In line 1, we simply prepend a blank space to our word (remember, the words in strWordList are separated by blank spaces) and then use the LCase function to convert all the letters in the word to their lowercase equivalents. We then use the InStr function to search strWordList for our decoded word.

So what’s next? This:

If intWordFound Then

    strText = strText & strWord & " "

Else

    intNonWords = 1

End If

 

If intWordFound is not equal to 0 that means that we found the word; consequently we add this decoded word (and a blank space) to the variable strText; we’ll use strText to keep track of the decoded phrase.  If intWordFound is equal to 0 that means that the word wasn’t found; as a result, we set the value of the variable intNonWords to 1.

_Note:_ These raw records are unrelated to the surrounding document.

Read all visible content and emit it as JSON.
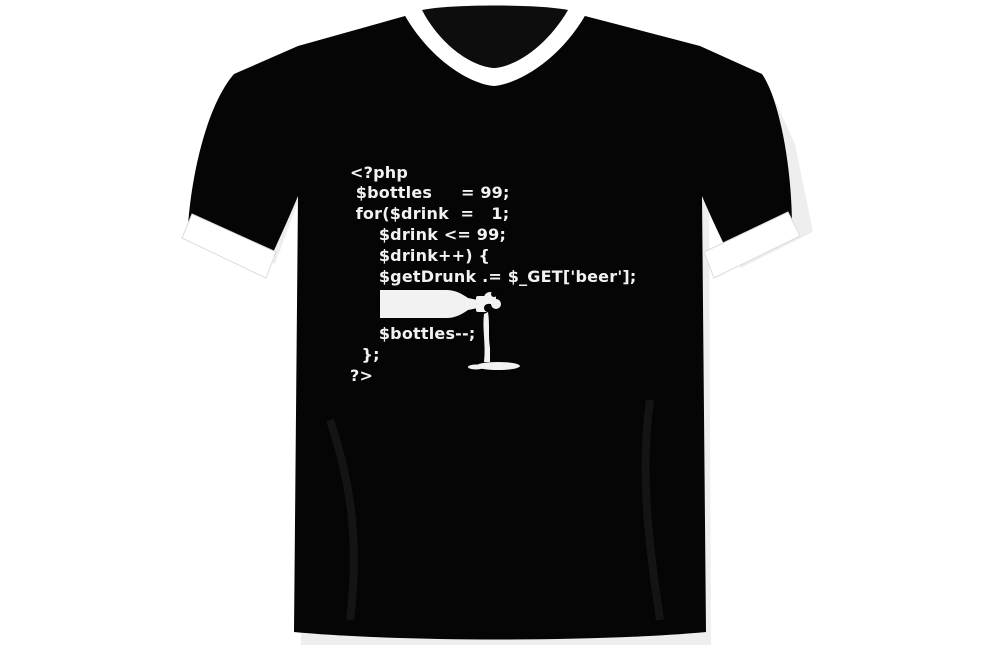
{
  "image": {
    "subject": "tshirt",
    "shirt_color": "#000000",
    "trim_color": "#ffffff",
    "print_color": "#f2f2f2"
  },
  "print": {
    "code_lines": [
      "<?php",
      " $bottles     = 99;",
      " for($drink  =   1;",
      "     $drink <= 99;",
      "     $drink++) {",
      "     $getDrunk .= $_GET['beer'];",
      "     $bottles--;",
      "  };",
      "?>"
    ],
    "graphic": "pouring-bottle-icon"
  }
}
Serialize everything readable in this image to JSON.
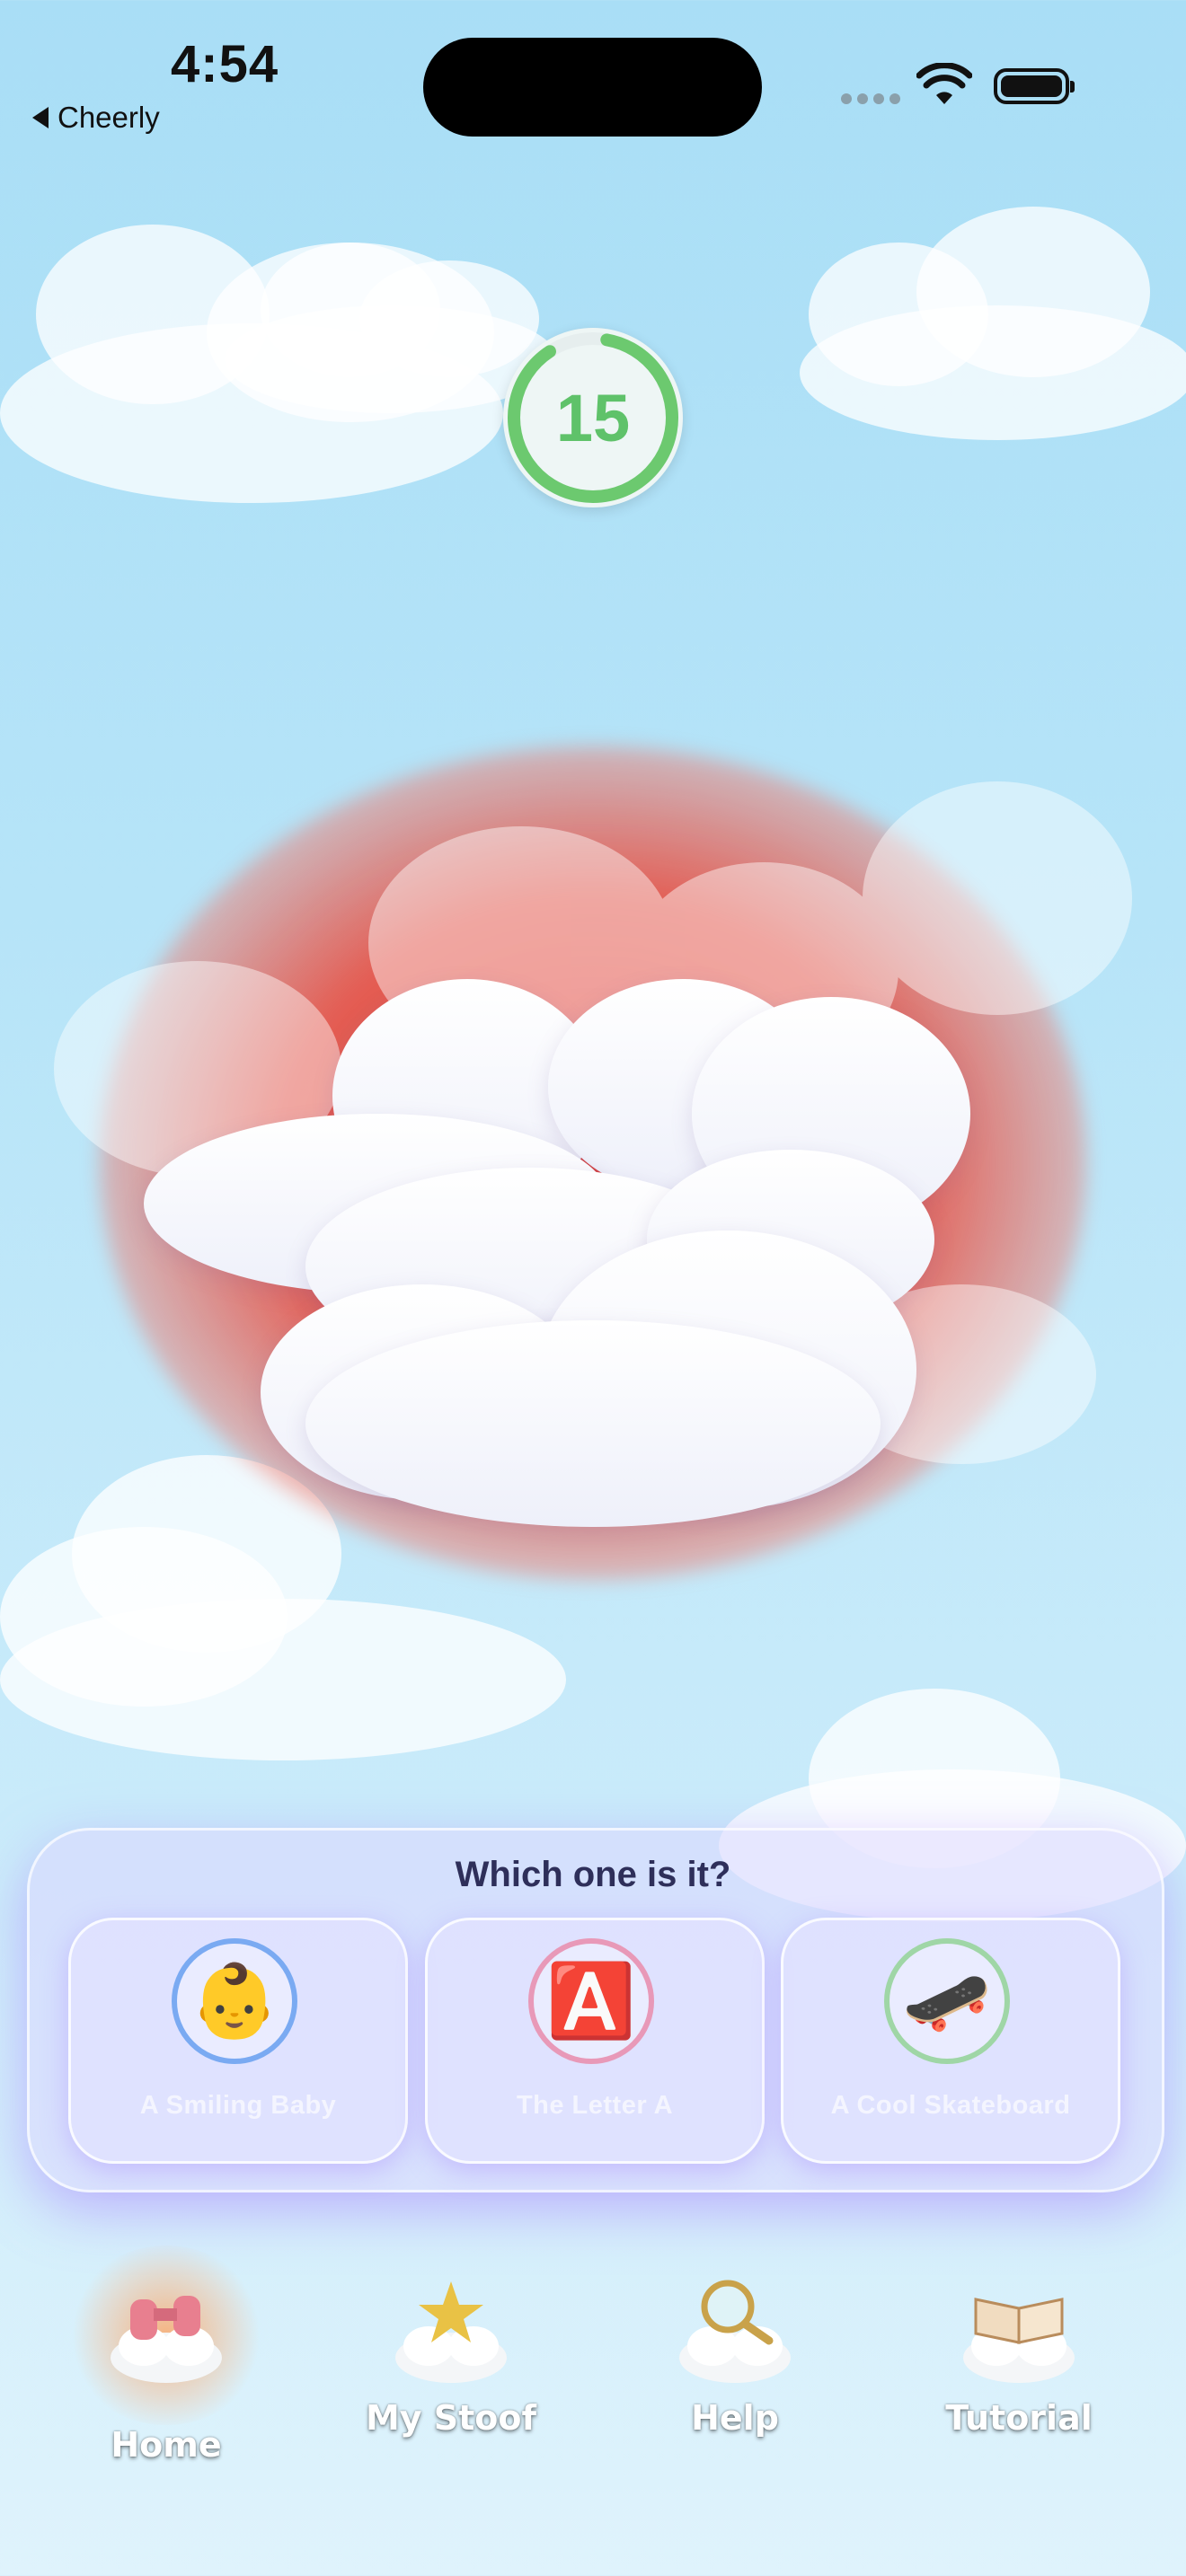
{
  "status_bar": {
    "time": "4:54",
    "back_label": "Cheerly"
  },
  "timer": {
    "value": "15",
    "progress": 0.88,
    "color": "#6cc96f"
  },
  "question": "Which one is it?",
  "answers": [
    {
      "label": "A Smiling Baby",
      "emoji": "👶",
      "ring_color": "#7aaaf2",
      "icon": "baby-icon"
    },
    {
      "label": "The Letter A",
      "emoji": "🅰️",
      "ring_color": "#e899b8",
      "icon": "letter-a-icon"
    },
    {
      "label": "A Cool Skateboard",
      "emoji": "🛹",
      "ring_color": "#9fd6a6",
      "icon": "skateboard-icon"
    }
  ],
  "tabs": [
    {
      "label": "Home",
      "icon": "binoculars-cloud-icon",
      "active": true
    },
    {
      "label": "My Stoof",
      "icon": "star-cloud-icon",
      "active": false
    },
    {
      "label": "Help",
      "icon": "magnifier-cloud-icon",
      "active": false
    },
    {
      "label": "Tutorial",
      "icon": "book-cloud-icon",
      "active": false
    }
  ],
  "colors": {
    "accent_glow": "#e8392c",
    "panel_glow": "#b18cff",
    "question_text": "#2e2f5a"
  }
}
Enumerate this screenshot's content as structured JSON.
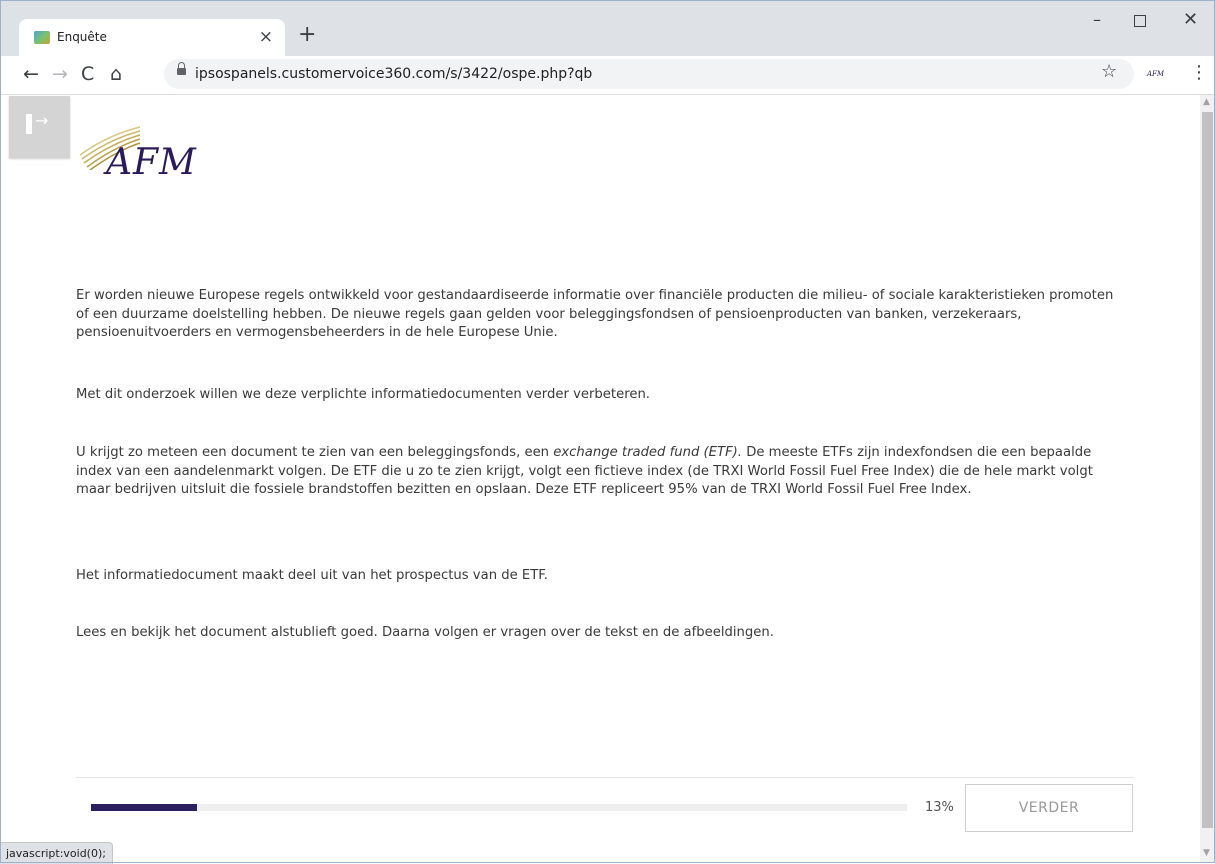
{
  "browser": {
    "tab_title": "Enquête",
    "tab_close": "×",
    "new_tab": "+",
    "url": "ipsospanels.customervoice360.com/s/3422/ospe.php?qb",
    "window_minimize": "–",
    "window_close": "✕",
    "back": "←",
    "forward": "→",
    "reload": "C",
    "home": "⌂",
    "bookmark": "☆",
    "menu": "⋮",
    "extension_label": "AFM",
    "status_text": "javascript:void(0);"
  },
  "page": {
    "logo_text": "AFM",
    "sidebar_arrow": "→",
    "paragraph1": "Er worden nieuwe Europese regels ontwikkeld voor gestandaardiseerde informatie over financiële producten die milieu- of sociale karakteristieken promoten of een duurzame doelstelling hebben. De nieuwe regels gaan gelden voor beleggingsfondsen of pensioenproducten van banken, verzekeraars, pensioenuitvoerders en vermogensbeheerders in de hele Europese Unie.",
    "paragraph2": "Met dit onderzoek willen we deze verplichte informatiedocumenten verder verbeteren.",
    "paragraph3_start": "U krijgt zo meteen een document te zien van een beleggingsfonds, een ",
    "paragraph3_italic": "exchange traded fund (ETF).",
    "paragraph3_end": " De meeste ETFs zijn indexfondsen die een bepaalde index van een aandelenmarkt volgen. De ETF die u zo te zien krijgt, volgt een fictieve index (de TRXI World Fossil Fuel Free Index) die de hele markt volgt maar bedrijven uitsluit die fossiele brandstoffen bezitten en opslaan. Deze ETF repliceert 95% van de TRXI World Fossil Fuel Free Index.",
    "paragraph4": "Het informatiedocument maakt deel uit van het prospectus van de ETF.",
    "paragraph5": "Lees en bekijk het document alstublieft goed. Daarna volgen er vragen over de tekst en de afbeeldingen."
  },
  "progress": {
    "value": 0.13,
    "label": "13%"
  },
  "next_button": "VERDER",
  "colors": {
    "brand": "#2c1f5e",
    "logo_gold": "#c9b25a"
  }
}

Oh, and guess what: if intNonWords is equal to 1 that means we haven’t decoded the message after all; remember, all the words in the message must be found in the text file. Because of that, there’s no sense in using this same cipher value to check the next word; it’s not the right one. Therefore, we use this block of code to exit our For statement:

If intNonWords = 0 Then

    Exit For

End If

 

That takes us back to the top of the loop, where we try again with the next substitution value.

No wonder it’s so difficult to find good spies these days; this is hard work, isn’t it?

 

Eventually, of course, we will decode the message; all the decoded words will be found in the text file. When that happens, we run these three lines of code:

Selection.EndKey Unit:=wdStory

ActiveDocument.ActiveWindow.Selection.TypeParagraph

ActiveDocument.ActiveWindow.Selection.TypeText LCase(strText)

 

Here we’re using the Selection.EndKey method to move to the end of our document (hence the constant wdStory). We use the TypeParagraph method to add a blank line to the document, then use the TypeText method to type the decoded message. The net result? An encoded message that started out looking like this:

ndj wpkt hdakts Iwt rwpaatcvt

Will end up looking like this:

you have solved the challenge

And there you have it: you’ve not only solved Challenge 2 in the Experienced Division, but you now have all the skills you need to become an international spy. Say hi to James Bond for us!